Western Electric was perhaps the preeminent HR operation at that time, spearheading the move toward what some called Welfare Capitalism, where employees were not treated as workers but as valued human beings. This management style would migrate into virtually every industry by the eighties, but it was still considered experimental in the late sixties. Rich imprinted on a manner of managing perfectly congruent with his Divinity degree. He was always more than a little bit the preacher when he taught and coached teams.

He enrolled at Stanford for graduate school and became a fixture of that rarest of neighborhoods for the following thirty years. He and his wife Elizabeth bought a three-bedroom Menlo Park rancher with a large yard a short walk from campus and raised their two kids there. At the same time, Rich worked as an HR Specialist and team coach at a Silicon Valley (before it was called Silicon Valley) pharmaceutical manufacturer. He was a part of that HR community as the Apples, Intels, and Sun Microsystems (later to become Google) took root and began adopting the innovative HR practices Rich had studied. He could be found most weekends trolling estate sales, looking for classic jazz recordings from the twenties, thirties, and forties to add to his extensive collection. He introduced me to the magic of Bix Beiderbecke's trumpet.

I met him when I joined a boutique Silicon Valley consulting firm in 1993. One of my partners introduced us over lunch in a restaurant Mental Research Institute scholar and wag Paul Watzlawick had labeled "biodeplorable." Rich and I hit it off for some reason, and he introduced me around. By then, he'd retired from his career to pursue what everyone in Silicon Valley eventually aspires to become: a consultant. He'd been coaching teams, and we collaborated on a couple of engagements and found our approaches compatible. We conspired to do more. He was interested in what he labeled Mindset Management® and I in Mastering Projects®. We shared insights. He began constructing a website that would share his perspectives, a construction he would not have finished when he departed, a life's work and then some his widow and son have sworn to carry on to finished.

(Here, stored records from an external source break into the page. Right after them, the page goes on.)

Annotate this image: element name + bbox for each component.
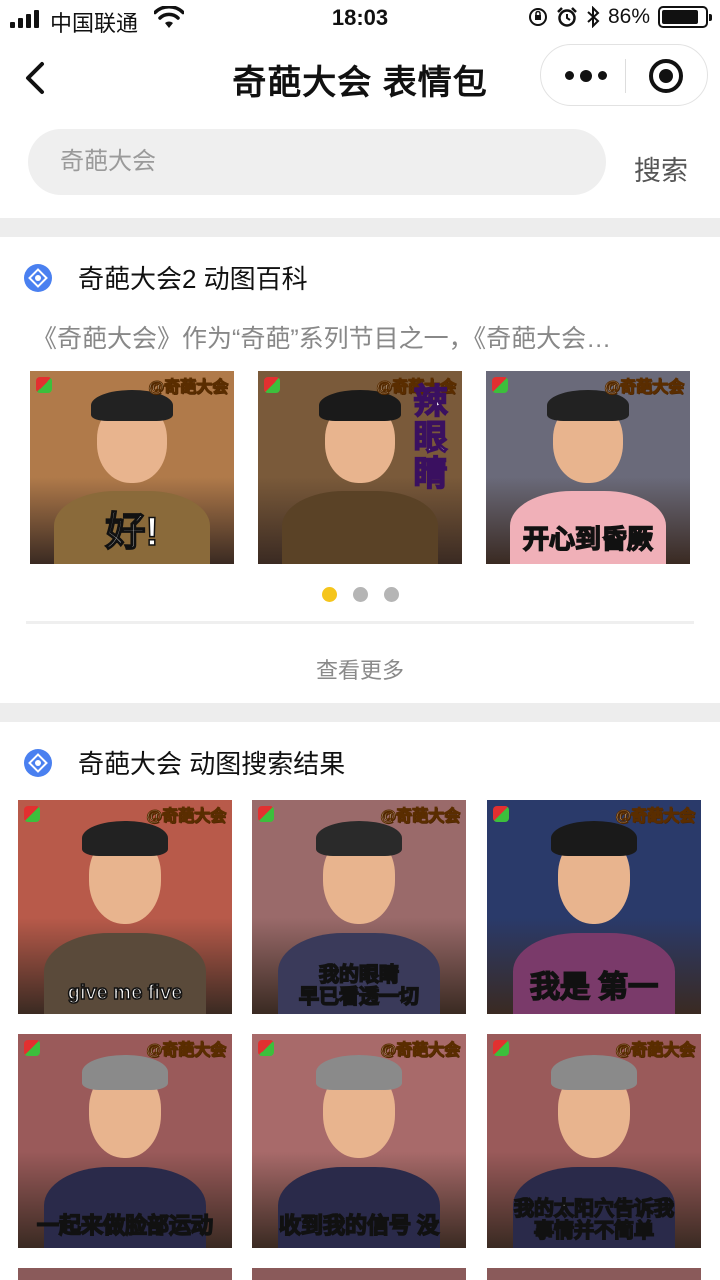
channel-badge-icon: [493, 1040, 509, 1056]
view-more-link[interactable]: 查看更多: [0, 653, 720, 685]
battery-percent: 86%: [607, 5, 650, 28]
channel-badge-icon: [258, 1040, 274, 1056]
sticker-thumbnail-partial[interactable]: [18, 1268, 232, 1280]
encyclopedia-description: 《奇葩大会》作为“奇葩”系列节目之一，《奇葩大会…: [32, 325, 612, 353]
channel-badge-icon: [493, 806, 509, 822]
pager-dot[interactable]: [352, 587, 368, 602]
encyclopedia-card: 奇葩大会2 动图百科 《奇葩大会》作为“奇葩”系列节目之一，《奇葩大会… @奇葩…: [0, 237, 720, 703]
status-bar: 中国联通 18:03 86%: [0, 0, 720, 36]
sticker-thumbnail[interactable]: @奇葩大会开心到昏厥: [486, 371, 690, 564]
card-divider: [26, 621, 694, 624]
person-hair: [82, 1055, 168, 1090]
alarm-icon: [557, 7, 577, 27]
watermark-text: @奇葩大会: [146, 808, 227, 826]
channel-badge-icon: [24, 1040, 40, 1056]
sticker-thumbnail[interactable]: @奇葩大会 辣眼睛: [258, 371, 462, 564]
sticker-caption: 我的太阳穴告诉我 事情并不简单: [513, 1197, 675, 1243]
sticker-logo-icon: [24, 263, 52, 292]
person-hair: [82, 821, 168, 856]
sticker-thumbnail[interactable]: @奇葩大会 give me five: [18, 800, 232, 1014]
battery-icon: [658, 6, 712, 28]
close-target-icon[interactable]: [649, 59, 683, 93]
sticker-thumbnail[interactable]: @奇葩大会我的太阳穴告诉我 事情并不简单: [487, 1034, 701, 1248]
sticker-thumbnail[interactable]: @奇葩大会我的眼睛 早已看透一切: [252, 800, 466, 1014]
sticker-caption: 一起来做脸部运动: [36, 1212, 214, 1238]
person-hair: [316, 1055, 402, 1090]
more-options-icon[interactable]: [565, 69, 607, 82]
person-body: [282, 490, 438, 564]
search-button[interactable]: 搜索: [634, 149, 688, 188]
carousel-pager: [0, 587, 720, 602]
pager-dot[interactable]: [321, 587, 337, 602]
orientation-lock-icon: [528, 8, 547, 26]
card-header: 奇葩大会 动图搜索结果: [24, 744, 345, 781]
sticker-thumbnail[interactable]: @奇葩大会好!: [30, 371, 234, 564]
capsule-divider: [625, 59, 626, 93]
channel-badge-icon: [264, 377, 280, 393]
channel-badge-icon: [492, 377, 508, 393]
watermark-text: @奇葩大会: [615, 1042, 696, 1060]
card-header[interactable]: 奇葩大会2 动图百科: [24, 259, 308, 296]
sticker-caption: 开心到昏厥: [522, 524, 654, 555]
sticker-thumbnail-partial[interactable]: [252, 1268, 466, 1280]
person-hair: [551, 1055, 637, 1090]
channel-badge-icon: [24, 806, 40, 822]
bluetooth-icon: [587, 6, 600, 28]
watermark-text: @奇葩大会: [148, 379, 229, 397]
search-bar: 搜索: [0, 116, 720, 218]
channel-badge-icon: [36, 377, 52, 393]
person-hair: [551, 821, 637, 856]
person-hair: [316, 821, 402, 856]
watermark-text: @奇葩大会: [380, 1042, 461, 1060]
mini-program-capsule: [540, 44, 708, 106]
watermark-text: @奇葩大会: [146, 1042, 227, 1060]
results-card: 奇葩大会 动图搜索结果 @奇葩大会 give me five @奇葩大会 我的眼睛 早…: [0, 722, 720, 1280]
nav-bar: 奇葩大会 表情包: [0, 36, 720, 116]
channel-badge-icon: [258, 806, 274, 822]
watermark-text: @奇葩大会: [615, 808, 696, 826]
sticker-caption: 我的眼睛 早已看透一切: [298, 963, 420, 1009]
search-input[interactable]: [28, 129, 606, 195]
encyclopedia-title: 奇葩大会2 动图百科: [78, 264, 308, 294]
sticker-thumbnail[interactable]: @奇葩大会收到我的信号 没: [252, 1034, 466, 1248]
watermark-text: @奇葩大会: [380, 808, 461, 826]
sticker-thumbnail[interactable]: @奇葩大会我是 第一: [487, 800, 701, 1014]
sticker-caption: 好!: [105, 509, 160, 555]
pager-dot[interactable]: [383, 587, 399, 602]
results-title: 奇葩大会 动图搜索结果: [78, 749, 346, 779]
sticker-caption: 我是 第一: [529, 970, 659, 1005]
sticker-thumbnail-partial[interactable]: [487, 1268, 701, 1280]
sticker-thumbnail[interactable]: @奇葩大会一起来做脸部运动: [18, 1034, 232, 1248]
sticker-logo-icon: [24, 748, 52, 777]
sticker-caption: 辣眼睛: [407, 382, 447, 492]
search-box[interactable]: [28, 129, 606, 195]
sticker-caption: give me five: [67, 981, 183, 1005]
sticker-caption: 收到我的信号 没: [278, 1212, 440, 1238]
watermark-text: @奇葩大会: [604, 379, 685, 397]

He and Elizabeth sold their Menlo Park place for considerably more than the forty thousand dollars they'd paid for it and bought a hobby farm outside of Bend, Oregon. There, Rich played Green Acres, raising crops of oats to maintain the agricultural designation for tax purposes. He and Elizabeth attended many Sun Dances and similar Native American ceremonies through those years, Rich extending his interest in divinities. He continued constructing his website through several more iterations. Every time I saw him, he would have had another insight into how it should be completed. He'd started over innumerable times, but always with a certainty that he would one day succeed. He never lost his passion for his life's work. He lived a RichLife.

He seemed an endlessly hopeful and essentially timeless man. He didn't age. In some ways, he never really grew up, and why should he have? He and Elizabeth became snowbirds, buying a winter place in Tucson before finally selling the hobby farm and buying a much nicer neighboring place. They'd just finished remodeling it to their specifications when Rich received his diagnosis and entered the final human resource management experiment of his life. He always encouraged me to continue writing and even invited me to attend the Tucson Writer's Conference, though Covid blunted that intention. He and Elizabeth sold us their unneeded Lexis just as Covid was starting, and I flew down and drove it home all alone just before lockdown. We call that car Elizabeth, and I remember Rich every time I drive it. I missed him before he left. Now, I'm bereft but richer for it. I loved the man and the little boy inside him.